The Singing of the Dead

The Singing of the DeadOrder from Amazon:
ISBN 0-312-20957-6

I have to admit, I love this book, it’s my favorite Kate so far. Even if Kate, may god forgive me, does go to work for an election campaign.

About the Dedication

Okay, he’s got his copy, so now I’m telling.

for Carl Marrs
high-school heartthrob
long-time friend
and the man who makes things happen

Book Excerpt

“What about protection?”

“What about it?”

For the first time she allowed herself to look angry. He admired her control. “How much can you give us?”

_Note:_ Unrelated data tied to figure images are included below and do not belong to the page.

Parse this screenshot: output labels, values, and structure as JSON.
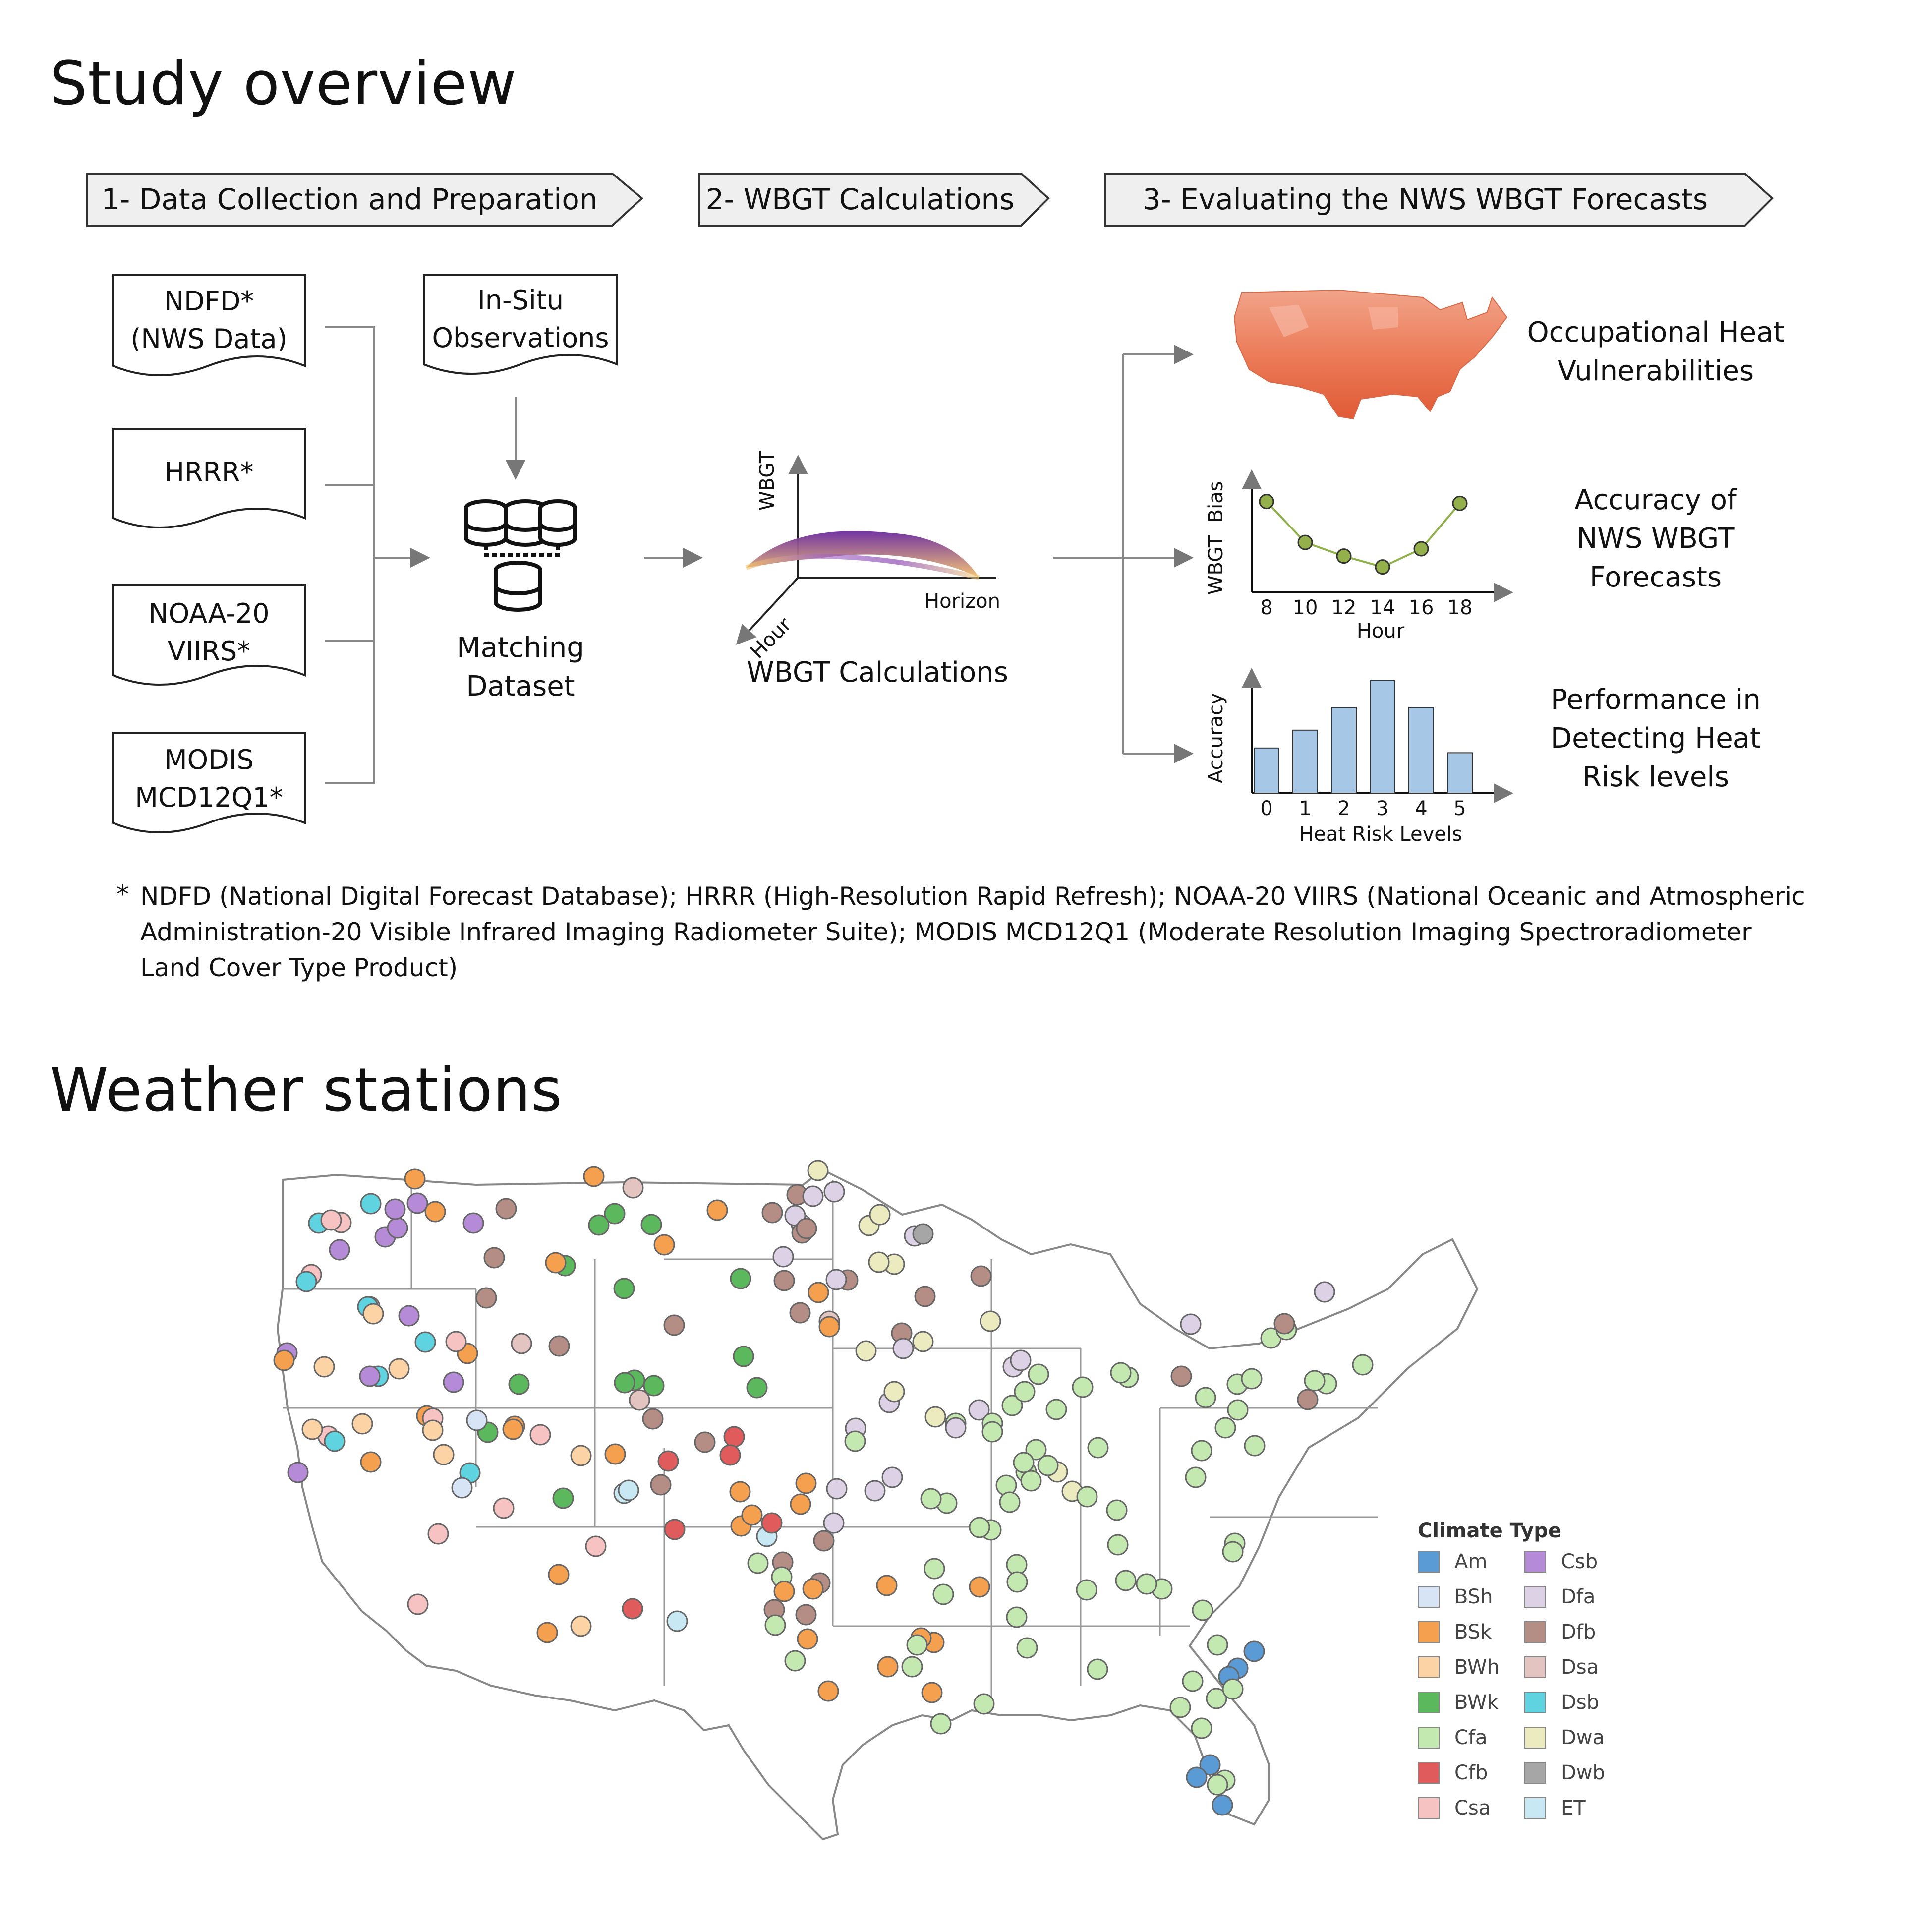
{
  "sections": {
    "overview_title": "Study overview",
    "stations_title": "Weather stations"
  },
  "stages": [
    {
      "label": "1- Data Collection and Preparation"
    },
    {
      "label": "2- WBGT Calculations"
    },
    {
      "label": "3- Evaluating the NWS WBGT Forecasts"
    }
  ],
  "sources": [
    {
      "line1": "NDFD*",
      "line2": "(NWS Data)"
    },
    {
      "line1": "HRRR*",
      "line2": ""
    },
    {
      "line1": "NOAA-20",
      "line2": "VIIRS*"
    },
    {
      "line1": "MODIS",
      "line2": "MCD12Q1*"
    }
  ],
  "in_situ": {
    "line1": "In-Situ",
    "line2": "Observations"
  },
  "matching": {
    "line1": "Matching",
    "line2": "Dataset"
  },
  "wbgt_calc": {
    "caption": "WBGT Calculations",
    "axis_y": "WBGT",
    "axis_x": "Horizon",
    "axis_z": "Hour"
  },
  "outputs": [
    {
      "line1": "Occupational Heat",
      "line2": "Vulnerabilities",
      "line3": ""
    },
    {
      "line1": "Accuracy of",
      "line2": "NWS WBGT",
      "line3": "Forecasts"
    },
    {
      "line1": "Performance in",
      "line2": "Detecting Heat",
      "line3": "Risk levels"
    }
  ],
  "chart_data": [
    {
      "type": "line",
      "ylabel": "WBGT  Bias",
      "xlabel": "Hour",
      "x": [
        8,
        10,
        12,
        14,
        16,
        18
      ],
      "values": [
        1.0,
        0.55,
        0.4,
        0.28,
        0.48,
        0.98
      ],
      "ylim": [
        0,
        1.2
      ],
      "color": "#8fb04a"
    },
    {
      "type": "bar",
      "ylabel": "Accuracy",
      "xlabel": "Heat Risk Levels",
      "categories": [
        "0",
        "1",
        "2",
        "3",
        "4",
        "5"
      ],
      "values": [
        0.38,
        0.53,
        0.72,
        0.95,
        0.72,
        0.34
      ],
      "ylim": [
        0,
        1.5
      ],
      "color": "#a7c7e7"
    }
  ],
  "footnote": {
    "marker": "*",
    "line1": "NDFD (National Digital Forecast Database); HRRR (High-Resolution Rapid Refresh); NOAA-20 VIIRS (National Oceanic and Atmospheric",
    "line2": "Administration-20 Visible Infrared Imaging Radiometer Suite); MODIS MCD12Q1 (Moderate Resolution Imaging Spectroradiometer",
    "line3": "Land Cover Type Product)"
  },
  "legend": {
    "title": "Climate Type",
    "items": [
      {
        "code": "Am",
        "color": "#5b9bd5"
      },
      {
        "code": "BSh",
        "color": "#d6e4f5"
      },
      {
        "code": "BSk",
        "color": "#f5a04f"
      },
      {
        "code": "BWh",
        "color": "#fbd3a5"
      },
      {
        "code": "BWk",
        "color": "#5cb85c"
      },
      {
        "code": "Cfa",
        "color": "#c3e8b0"
      },
      {
        "code": "Cfb",
        "color": "#e05c5c"
      },
      {
        "code": "Csa",
        "color": "#f7c2c2"
      },
      {
        "code": "Csb",
        "color": "#b58ad6"
      },
      {
        "code": "Dfa",
        "color": "#ddd1e6"
      },
      {
        "code": "Dfb",
        "color": "#b48e84"
      },
      {
        "code": "Dsa",
        "color": "#e3c4c0"
      },
      {
        "code": "Dsb",
        "color": "#5fd3e0"
      },
      {
        "code": "Dwa",
        "color": "#ecebc0"
      },
      {
        "code": "Dwb",
        "color": "#a6a6a6"
      },
      {
        "code": "ET",
        "color": "#c8e8f4"
      }
    ]
  }
}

“Darlene, you worked for the AG. You know exactly how much protection we can give you.”

Her mouth thinned. “The threats are escalating, in delivery and in degree.”

“Yes.”

“Chances are he–or she–will try to make contact.”

“Chances are he–or she–already has.”

“What do you mean?”

He shrugged. “How long has Anne been on the campaign trail? She announced in June, didn’t she?”

“Yes.”

“What day in June?”

“The sixteenth.”

“The first of those envelopes is dated June twenty-seventh.”

She thought about it. “So he’s been following her since the beginning?”

“That’d be my guess. She’s been doing the usual things politicians do, going to church in Chitina, walking the bars in Cordova, shaking hands and kissing babies and promising to throw the bums out, like they all do…If you’re that worried, if you really think Anne’s in danger…”

She didn’t move. “What?”

“What about hiring security for the campaign?”

“You mean like guards?”

“I mean like one guard.” The one he was thinking of wouldn’t need any help.

She let go of the handle, and the door hissed closed on its hydraulic hinge. “You suggesting someone in particular?”

He just looked at her, and being a well-trained law enforcement professional of intensive and lengthy experience, was able to pinpoint the exact moment when realization dawned.

Also because she said, “Oh fuck, no.”

“She knows the Park,” Jim said. “Who she isn’t related to she’s drinking buddies with.” He thought of Amanda and Chick, Bobby and Dinah, Bernie. Old Sam, the quintessential Alaskan old fart, Auntie Vi, the quintessential Alaskan old fartette. Dan O’Brien, the only national park ranger in Alaska to survive the change of federal administrations and gain the affection if not the actual respect of Park rats. George Perry the air taxi pilot, next to whom Jim had stood on that airstrip south of Denali last September. He banished that memory the next instant, or told himself he had. “If she was a drinking kind of woman, that is.”

“Not her.”

“She’s probably related to Anne, come to that.”

Darlene’s voice rose. “Not her, Jim.”

He was surprised at her vehemence. “Who else?” he said. “She’s a teetotaler. She a local. She’s a Native. She has a reputation–”

“Oh yeah, she’s got a reputation, all right, a well-deserved one.”

“Took the words right out of my mouth.” Curious, the curse of any good cop, he went fishing. “You sound like you know her.”

She opened her mouth, met his eyes, and closed it again. “I knew her,” she said at last.

He waited hopefully. No weapon in the cop’s arsenal worked better than the expectant silence.

“We went to school together.”

He raised his eyebrows. “I didn’t know you were from Niniltna.”

“In Fairbanks. UAF.”

He gave a neutral kind of grunt, and waited again. In the ensuing stony silence, he wondered why the feud. If one person hating a second person who, so far as Jim knew, was indifferent to the first person’s existence, could be called a feud. Did Kate crib from Darlene’s test? Wear Darlene’s favorite sweater without permission? Steal Darlene’s boyfriend? It irritated him that he would like know, to add to his fund of Kate Shugak lore. Said irritation moved him to say, “Just a suggestion.”

“A bad one,” she snapped.

“No,” he said, suddenly weary. “Just a suggestion.”